Alors que le ministère de l’Agro-industrie, par le biais du FAREI,(Food and Agricultural Research and Extension Insitute) projette d’encourager la relance de la production de vanille dans l’île, l’Economic Development Board (EDB) a lancé en mars 2018 le Food Processing Development Certificate pour faciliter l’apport de valeur ajoutée à plusieurs produits, dont la vanille importée. La vanille représente à ce jour un énorme potentiel pour le marché d’exportation mauricien. En 2017, Maurice avait exporté l’équivalent de Rs 1,8 milliard de gousses de vanille. Ce qui l’a d’emblée propulsé dans le Top 15 des produits d’exportation du pays par la Chambre de Commerce et d’Industrie de l’île Maurice.
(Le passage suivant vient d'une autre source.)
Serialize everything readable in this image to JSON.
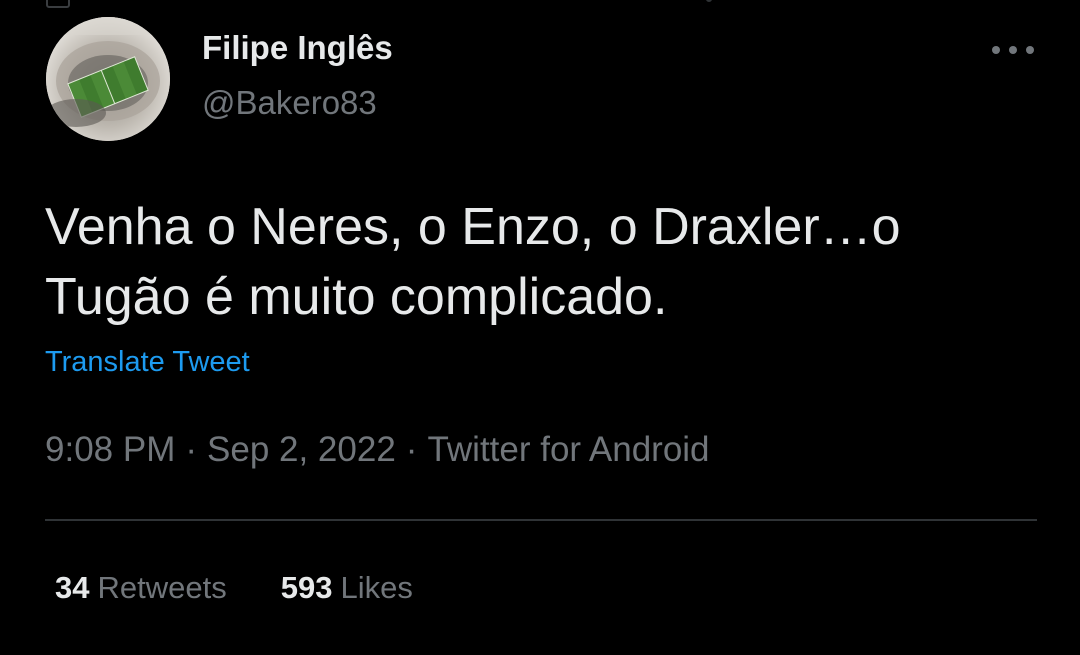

Les États-Unis étaient le principal exportateur (80 % des exportations totales) de gousses de vanille en 2017, les autres principaux marchés étant la France et le Danemark. En dix ans, le produit agricole est sorti de la 99e place des produits exportés aux États-Unis pour une valeur de Rs 100 000, à la deuxième place des produits exportés en 2017 pour 1,4 milliard.
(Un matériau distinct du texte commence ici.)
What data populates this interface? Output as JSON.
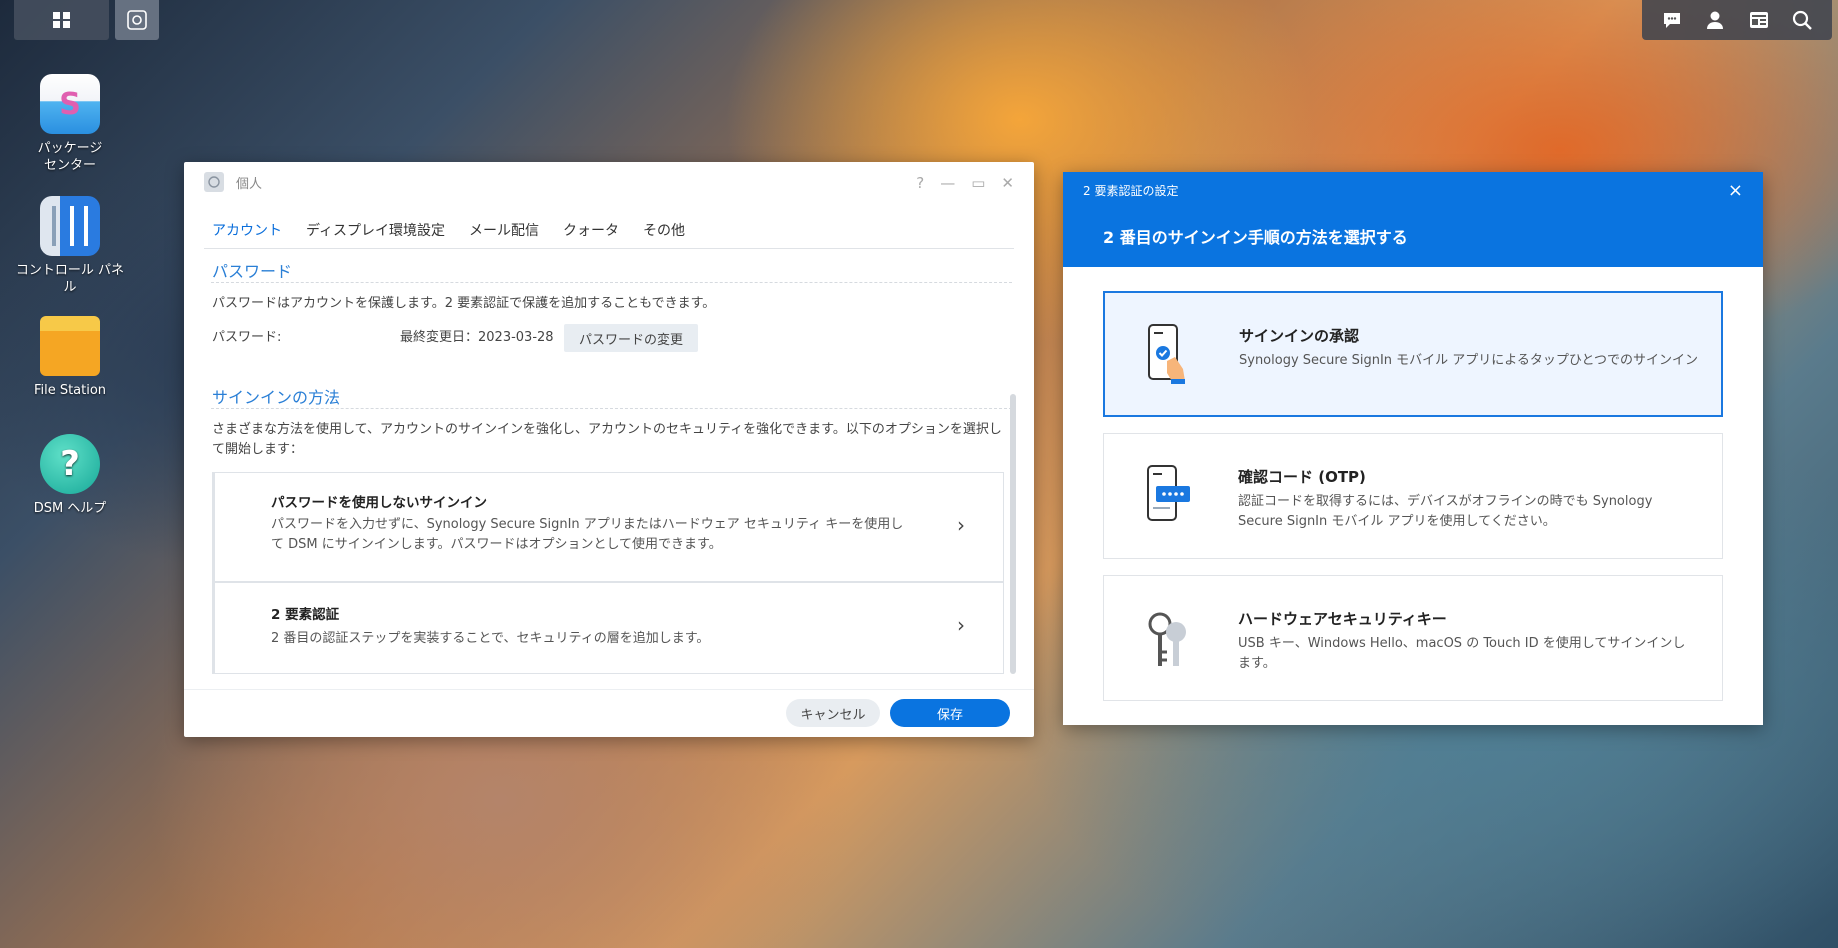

Bien que Maurice soit l’une des six îles de ce regroupement, la vanille, prisée dans l’industrie de la pâtisserie et de la confiserie, est presque inexistante dans son paysage agricole. Parmi les rares producteurs domestiques de gousses de vanille figurent le Domaine de Saint Aubin, le Domaine de Labourdonnais ou encore le Jardin des épices et de la vanille.

À raison de 350 kilos de gousses de vanille produites chaque année pour environ Rs 1 million de chiffre d’affaires, Selva Dassen Chinan perpétue la tradition paternelle. «Mon papa cultivait de la vanille. L’engouement m’a rattrapé il y a 10 ans. Nous récoltons 350 kilos de gousses de vanille annuellement, mais il arrive, quand le climat est clément, que nous puissions obtenir une production allant jusqu’à 390 kilos», relate Selva Dassen Chinan. Dépendant des conditions climatiques, de la saison et de la demande, cette activité peut se révéler profitable ou non pour Jardin des épices et de la vanille. «La production de gousses de vanille était plus importante à Maurice dans le passé. La problématique de la main-d’œuvre dans le secteur agricole ainsi que l’impact du changement climatique sur l’agriculture nuisent à la rentabilité de cette filière et ont découragé beaucoup d’agriculteurs à poursuivre dans cette voie. Si la culture de vanille n’était pas une activité annexe de notre portefeuille de production agricole, nous aurions nous-mêmes arrêté cette activité depuis longtemps», ajoute Selva Dassen Chinan.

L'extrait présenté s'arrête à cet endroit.